🤖 AI Summary
This study addresses occupational risks faced by crowdworkers—such as annotators, content moderators, and red-teaming practitioners—who routinely encounter harmful AI-generated content in crowdsourcing settings. Method: Adopting a participatory co-design approach, we conducted in-depth interviews and contextual analyses involving task designers, platform operators, and workers to integrate diverse stakeholder perspectives and requirements. Contribution/Results: We propose a “socio-technical trade-off–oriented” risk disclosure design framework that systematically identifies core tensions—including efficiency versus worker protection, and transparency versus usability.
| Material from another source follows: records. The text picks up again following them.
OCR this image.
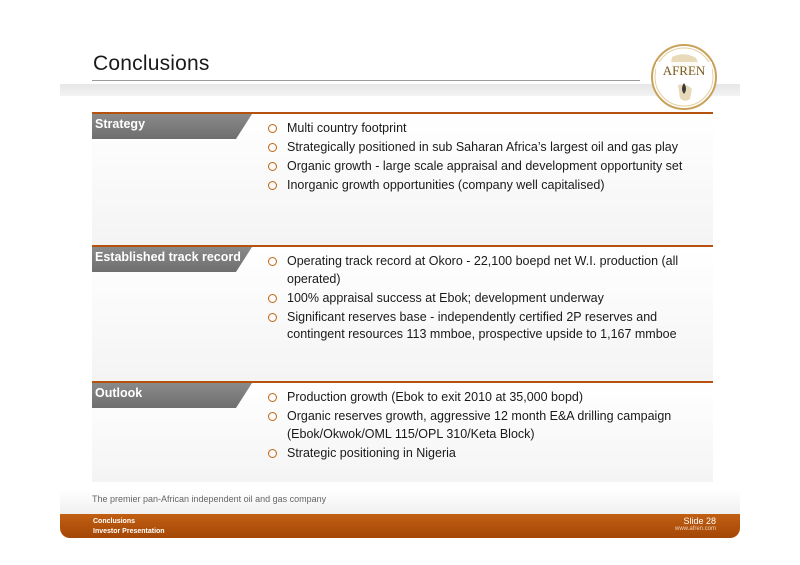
Conclusions	AFREN
Strategy	Multi country footprint
Strategically positioned in sub Saharan Africa’s largest oil and gas play
Organic growth - large scale appraisal and development opportunity set
Inorganic growth opportunities (company well capitalised)
Established track record	Operating track record at Okoro - 22,100 boepd net W.I. production (all operated)
100% appraisal success at Ebok; development underway
Significant reserves base - independently certified 2P reserves and contingent resources 113 mmboe, prospective upside to 1,167 mmboe
Outlook	Production growth (Ebok to exit 2010 at 35,000 bopd)
Organic reserves growth, aggressive 12 month E&A drilling campaign (Ebok/Okwok/OML 115/OPL 310/Keta Block)
Strategic positioning in Nigeria
The premier pan-African independent oil and gas company
Conclusions
Investor Presentation
Slide 28
www.afren.com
Based on this framework, we developed a functional prototype for risk communication embedded within crowdsourcing platforms, alongside an actionable implementation guide. This work establishes the first disclosure mechanism design paradigm for responsible AI labor practice grounded in multi-stakeholder governance.
📝 Abstract
Responsible AI (RAI) content work, such as annotation, moderation, or red teaming for AI safety, often exposes crowd workers to potentially harmful content. While prior work has underscored the importance of communicating well-being risk to employed content moderators, designing effective disclosure mechanisms for crowd workers while balancing worker protection with the needs of task designers and platforms remains largely unexamined. To address this gap, we conducted co-design sessions with 29 task designers, workers, and platform representatives. We investigated task designer preferences for support in disclosing tasks, worker preferences for receiving risk disclosure warnings, and how platform stakeholders envision their role in shaping risk disclosure practices. We identify design tensions and map the sociotechnical tradeoffs that shape disclosure practices. We contribute design recommendations and feature concepts for risk disclosure mechanisms in the context of RAI content work.